Since then, his mother has led a push to place AEDs -- Drezner said most athletes who are shocked early survive cardiac events -- in schools throughout the state. The precautionary screenings that aim to detect heart issues in young athletes is only one component in the battle to save the lives, she said.

"Sometimes, we won't know what they have until it stops," Leonard said. "Overall, we're going to save a lot more people. You're going to save people in the stands, the coaches that get too excited. You're going to save the referees. … People are using [AEDs], and they're getting people back."

The grassroots effort to alert authorities, coaches and athletes about sudden cardiac death is vast and growing.

In Grafton, Wis., a group of children raised more than $40,000 to renovate a local court in honor of their teammate, Josh Davis-Joiner, who collapsed and died of a previously undiagnosed heart condition in January.

"Coaches are having to go and get AED- and CPR-certified. That push is now beginning," said former Grafton High coach Kevin McKenna. "I guess out of a tragedy, if we can save a life because a coach knows about it and knows how to use the AED, knows how to give CPR, I think that Josh is up there smiling on that."
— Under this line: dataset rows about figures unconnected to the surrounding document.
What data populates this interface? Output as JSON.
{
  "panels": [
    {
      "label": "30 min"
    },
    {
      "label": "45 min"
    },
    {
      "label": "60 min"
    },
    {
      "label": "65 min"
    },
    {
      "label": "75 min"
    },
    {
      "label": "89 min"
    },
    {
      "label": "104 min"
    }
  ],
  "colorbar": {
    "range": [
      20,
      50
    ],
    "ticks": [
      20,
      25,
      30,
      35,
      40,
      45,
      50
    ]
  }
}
Salberg is working with New Jersey lawmakers who are seeking more efficient methods to identify heart ailments in young people.

Drezner is recruiting additional athletes and schools for his NCAA study on heart screenings.

Leonard raises money by selling "Never Forgotten" T-shirts on the Wes Leonard Heart Team's website.

Maria Flores, Leonard's friend, has turned one of her bedrooms into the organization's main office.

For Flores, this is just the beginning. More schools need AEDs. More people need CPR training. More folks need to know Wes' story.

And Jeron's. And Hoiberg's. And Xhosa's. And Chaney's. And Josh's.

"It's been 20 years [since Hank Gathers' death], and what the hell has changed?" Flores said. "Nothing. We are still losing these kids. We have to stop it."

Everyone involved in the pursuit of a solution acknowledges that.

Yet, the question of "How?" is sometimes met with silence.